He was born Alfons Popiełuszko on 14 September 1947 in the small village of Okopy, near Suchowola, in north-eastern Poland. The son of devout farmers, Marianna and Władysław Popiełuszko, he grew up in a humble, deeply religious home that valued faith, work, and perseverance. In 1971, as a young seminarian, he officially changed his name to Jerzy, the name that would later echo through Polish history.
From an early age, Jerzy was close to the Church. He served as an altar boy at the parish in Suchowola. He later attended the local secondary school before joining the Archdiocesan Seminary of St John the Baptist in Warsaw in 1965. His studies were abruptly interrupted when, during his second year, he was conscripted into a special military unit for clerics in Bartoszyce, notorious for its harsh treatment of seminarians. Subjected to harassment and psychological torment, the young Popiełuszko returned from military service in fragile health but with unshaken faith.
In May 1972, he was ordained a priest by Cardinal Stefan Wyszyński, Primate of Poland, in Warsaw’s St John’s Cathedral. His first pastoral post was in Ząbki, a suburb of Warsaw, where he quickly became known for his empathy and activism.
Over the following years, Popiełuszko served in several parishes, eventually moving in 1980 to St Stanislaus Kostka Church in Warsaw’s Żoliborz district, his final and most significant posting.
The summer of 1980, marked by strikes across Poland, brought Popiełuszko into contact with the Solidarity movement. When Warsaw’s steelworkers invited him to celebrate Mass during their strike on 31 August 1980, he entered the gates of the Huta Warszawa steelworks to applause.
“I thought someone important was walking behind me,” he later recalled. “But those were claps for the Church finally crossing the factory gates after thirty years.”
From that day, he became Solidarity’s chaplain, offering spiritual and moral support to workers, opposition figures, artists and intellectuals. His small parish flat became a meeting place for people from all walks of life, united by their desire for freedom and dignity.
When martial law was declared by the communist government of General Wojciech Jaruzelski on 13 December 1981, Father Jerzy’s defiance only deepened. Constantly watched and harassed by the Security Service (SB), he organised aid for imprisoned activists and their families, collected medicine and food, and secretly recorded political trials, smuggling the tapes to Radio Free Europe.
His so-called Masses for the Homeland, held monthly at St Stanislaus Kostka Church, drew thousands of worshipers, including non-Catholic members of the anti-communist movement.

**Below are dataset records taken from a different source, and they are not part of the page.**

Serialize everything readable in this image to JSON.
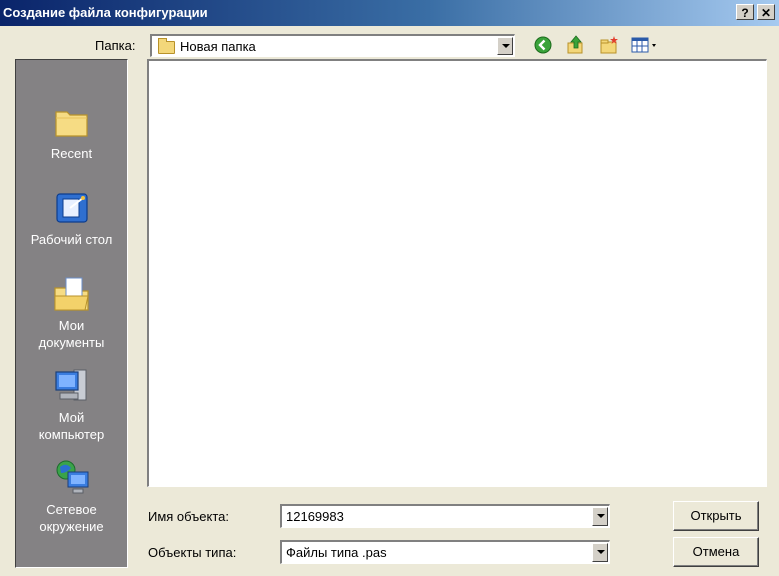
{
  "window": {
    "title": "Создание файла конфигурации",
    "help_label": "?",
    "close_label": "✕"
  },
  "toolbar": {
    "folder_label": "Папка:",
    "folder_value": "Новая папка",
    "icons": [
      "back-icon",
      "up-folder-icon",
      "new-folder-icon",
      "view-menu-icon"
    ]
  },
  "places": [
    {
      "label": "Recent",
      "icon": "recent-folder-icon"
    },
    {
      "label": "Рабочий стол",
      "icon": "desktop-icon"
    },
    {
      "label": "Мои документы",
      "icon": "my-documents-icon"
    },
    {
      "label": "Мой компьютер",
      "icon": "my-computer-icon"
    },
    {
      "label": "Сетевое окружение",
      "icon": "network-icon"
    }
  ],
  "form": {
    "filename_label": "Имя объекта:",
    "filename_value": "12169983",
    "filetype_label": "Объекты типа:",
    "filetype_value": "Файлы типа .pas"
  },
  "buttons": {
    "open_label": "Открыть",
    "cancel_label": "Отмена"
  },
  "colors": {
    "title_bar_start": "#0a246a",
    "title_bar_end": "#a6caf0",
    "places_bar": "#848284",
    "dialog_bg": "#ece9d8"
  }
}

They were both religious ceremonies and moral rallies, inspiring hope amid oppression. His sermons, rooted in St Paul’s call to “overcome evil with good”, became a lifeline for a nation under brutal dictatorship.
“Understanding our geopolitical situation does not mean surrendering our rights as a nation,” he told worshippers.
But his growing influence infuriated the Communist authorities, who branded his services “anti-Communist rallies.” He was placed under surveillance, threatened, and subjected to provocation. In one incident, agents planted explosives and propaganda leaflets in his flat in an attempt to frame him.
Despite calls from Church leaders to send him abroad for safety, Father Jerzy refused to leave his parish. “A shepherd does not abandon his flock,” he reportedly said.
On 19 October 1984, after celebrating Mass in Bydgoszcz, Father Jerzy was abducted by three secret police officers, Grzegorz Piotrowski, Leszek Pękala and Waldemar Chmielewski. His driver, Waldemar Chrostowski, managed to escape and raise the alarm. The priest was beaten unconscious, bound, and thrown into the boot of a car. His captors later tied a sack of stones to his feet and dumped his body into the Vistula Reservoir near Włocławek.
When the mutilated body was recovered on 30 October 1984, the country was in shock. Nearly 800,000 mourners attended his funeral on 3 November, led by Primate Józef Glemp. Father Jerzy was buried beside his Żoliborz church, where his tomb quickly became a site of pilgrimage. Over the decades, more than 20 million people have prayed at his grave.
The trial of his killers revealed chilling details of state complicity, yet the full truth about who ordered the murder remains unknown. All four men convicted in connection with the crime were released early.
Despite the brutality of his death, Popiełuszko’s message of forgiveness and moral courage endured. In 1997, the Vatican opened its beatification process, and in 2009, Pope Benedict XVI signed the decree recognising him as a martyr. The following year, on 6 June 2010, his beatification Mass drew vast crowds to Piłsudski Square in Warsaw.
In France, a miraculous healing attributed to his intercession in the recovery of a man suffering from chronic leukaemia was later confirmed by the Church, paving the way for his canonisation, expected in the coming years.
Blessed Jerzy Popiełuszko remains one of the most powerful symbols of moral resistance in modern Europe. His words, simple, steadfast and uncompromising, continue to resonate:
“To live in truth and conquer evil with good – this is the victory of freedom.”
For millions, he is not only the martyr of Solidarity, but the conscience of a nation that learned to stand upright even under tyranny.